(Pocket-lint) - We have to admit to being a bit surprised when Barnes & Noble invited Pocket-lint to a recent briefing in London to see its new product range. As we explain in our hands-on with the Nook HD, we didn't expect one tablet from the company this year, let alone two.
However, not only is the US bookseller unleashing its Nook Simple Touch and Simple Touch with GlowLight eBook readers on to the British market, but it's decided to launch 7-inch and 9-inch tablets in the US and UK simultaneously in time for Christmas.
The Nook HD+ is the larger of the two, coming with 9-inch Full HD 1920 x 1090 LCD touchscreen, with 256ppi.
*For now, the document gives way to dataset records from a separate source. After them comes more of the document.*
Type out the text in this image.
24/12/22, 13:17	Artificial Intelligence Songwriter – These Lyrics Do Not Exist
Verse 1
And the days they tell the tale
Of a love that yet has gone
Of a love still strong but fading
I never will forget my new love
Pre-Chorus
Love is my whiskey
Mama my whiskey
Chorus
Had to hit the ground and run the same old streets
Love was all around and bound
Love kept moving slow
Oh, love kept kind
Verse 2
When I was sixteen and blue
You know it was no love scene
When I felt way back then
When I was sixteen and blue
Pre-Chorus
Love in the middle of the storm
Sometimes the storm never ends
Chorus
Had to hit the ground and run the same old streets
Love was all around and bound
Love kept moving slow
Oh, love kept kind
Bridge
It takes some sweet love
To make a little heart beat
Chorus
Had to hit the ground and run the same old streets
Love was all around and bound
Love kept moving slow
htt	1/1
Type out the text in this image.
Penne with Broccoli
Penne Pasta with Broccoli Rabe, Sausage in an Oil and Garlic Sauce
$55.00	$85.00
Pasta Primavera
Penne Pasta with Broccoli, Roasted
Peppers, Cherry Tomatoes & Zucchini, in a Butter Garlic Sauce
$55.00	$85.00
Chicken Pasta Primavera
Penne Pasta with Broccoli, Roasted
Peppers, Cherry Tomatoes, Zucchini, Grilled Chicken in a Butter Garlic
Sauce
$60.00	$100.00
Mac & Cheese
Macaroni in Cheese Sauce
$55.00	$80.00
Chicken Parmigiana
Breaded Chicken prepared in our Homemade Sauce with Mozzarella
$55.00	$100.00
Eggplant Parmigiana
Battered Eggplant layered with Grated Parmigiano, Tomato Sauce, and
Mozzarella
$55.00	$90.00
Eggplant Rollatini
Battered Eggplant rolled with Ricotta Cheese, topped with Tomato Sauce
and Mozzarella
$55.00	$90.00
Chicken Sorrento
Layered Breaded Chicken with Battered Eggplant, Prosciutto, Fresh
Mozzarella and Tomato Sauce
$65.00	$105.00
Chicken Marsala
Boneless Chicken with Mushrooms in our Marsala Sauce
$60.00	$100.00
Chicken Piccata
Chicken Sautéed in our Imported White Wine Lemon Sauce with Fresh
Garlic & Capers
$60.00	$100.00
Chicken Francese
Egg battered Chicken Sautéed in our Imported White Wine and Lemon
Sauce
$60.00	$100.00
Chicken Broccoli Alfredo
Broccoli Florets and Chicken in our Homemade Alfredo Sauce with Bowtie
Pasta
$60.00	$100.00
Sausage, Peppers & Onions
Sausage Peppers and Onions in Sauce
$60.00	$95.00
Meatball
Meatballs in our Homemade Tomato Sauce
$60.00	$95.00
Like its smaller brother, the Nook HD, its display is set directly behind the front panel, and the absence of air between them helps provide sharper, more saturated images than we've seen on other tablets, that's for sure.
Bar the size and superior resolution, the Nook HD+ is very similar to the Nook HD. The software is identical, being based on an Android 4.0 Ice Cream Sandwich infrastructure, but heavily layered with a Barnes & Noble user interface.
It also features the cunning, family-friendly Nook profiles, with which up to six people can share the device and be presented with their own content and homescreen layout when logging in (kind of like Windows profiles, but good). And there are plenty of other cunning proprietary software nuggets that help make a user experience as intuitive as possible.
However, what will probably convince customers to opt for the 9-incher over the 7-inch device in the range will be its ability to handle media on larger real estate.
One thing that's dissimilar between the devices is the processing power. Where the Nook HD has a 1.3GHz processor, the Nook HD+ has a 1.5GHz one, with 1GB of RAM to boot. On the brief play and demonstration we've had with the tablet so far, it's hard to see where that will make a significant difference, but the larger of the two is capable of playing back Full HD video content on both its screen (in its native resolution) and through the HDMI output to a compatible TV.
The extra screen size will also help with reading magazine content without having to zoom into text too often - one of the reasons Barnes & Noble opted for a bigger tablet in the first place. The 16:9 screen is also perfectly sized for comic book reading, which has perked up the ears of one or two Pocket-linters considerably.
Such content will, naturally, be available from the numerous Barnes & Noble store portals, including movies and TV shows through the soon-to-be-launched Nook Video, and as a bookseller at heart, it will naturally be pleased if you purchased a novel or two. However, unlike other devices out there, there are no adverts hoiked onto you. And you can also load the Nook HD+ with files of your own.
The application store is a locked-off domain, with B&N telling us that it won't feature hundreds of thousands of apps - "just the tens of thousands that actually matter" - but that's hardly surprising, especially when you consider the price.
Not only is the Nook HD+ lighter than an iPad, at 515g in comparison to the Apple tablet's 652g, it's also considerably cheaper, and that will make it very attractive to a family that wants to bring a second screen experience into the home.
The 16GB Wi-Fi version (there is no 3G or 4G model) will retail for £229 (£170 less than an equivalent iPad), while the 32GB Wi-Fi model will cost £269 (£210 less than an equivalent iPad). They're very attractive propositions in a time of austerity.
You'll have to wait for the extensive Pocket-lint review to see how attractive, but you shouldn't have too long to wait as the Nook HD+ and Nook HD tablets will hit John Lewis, Argos, Blackwell's, Foyles, Currys, Dixons, Waitrose and Sainsbury's in mid-November. Pre-orders will start in October.
Incidentally, we don't know what the hole in the bottom left-hand corner is for either.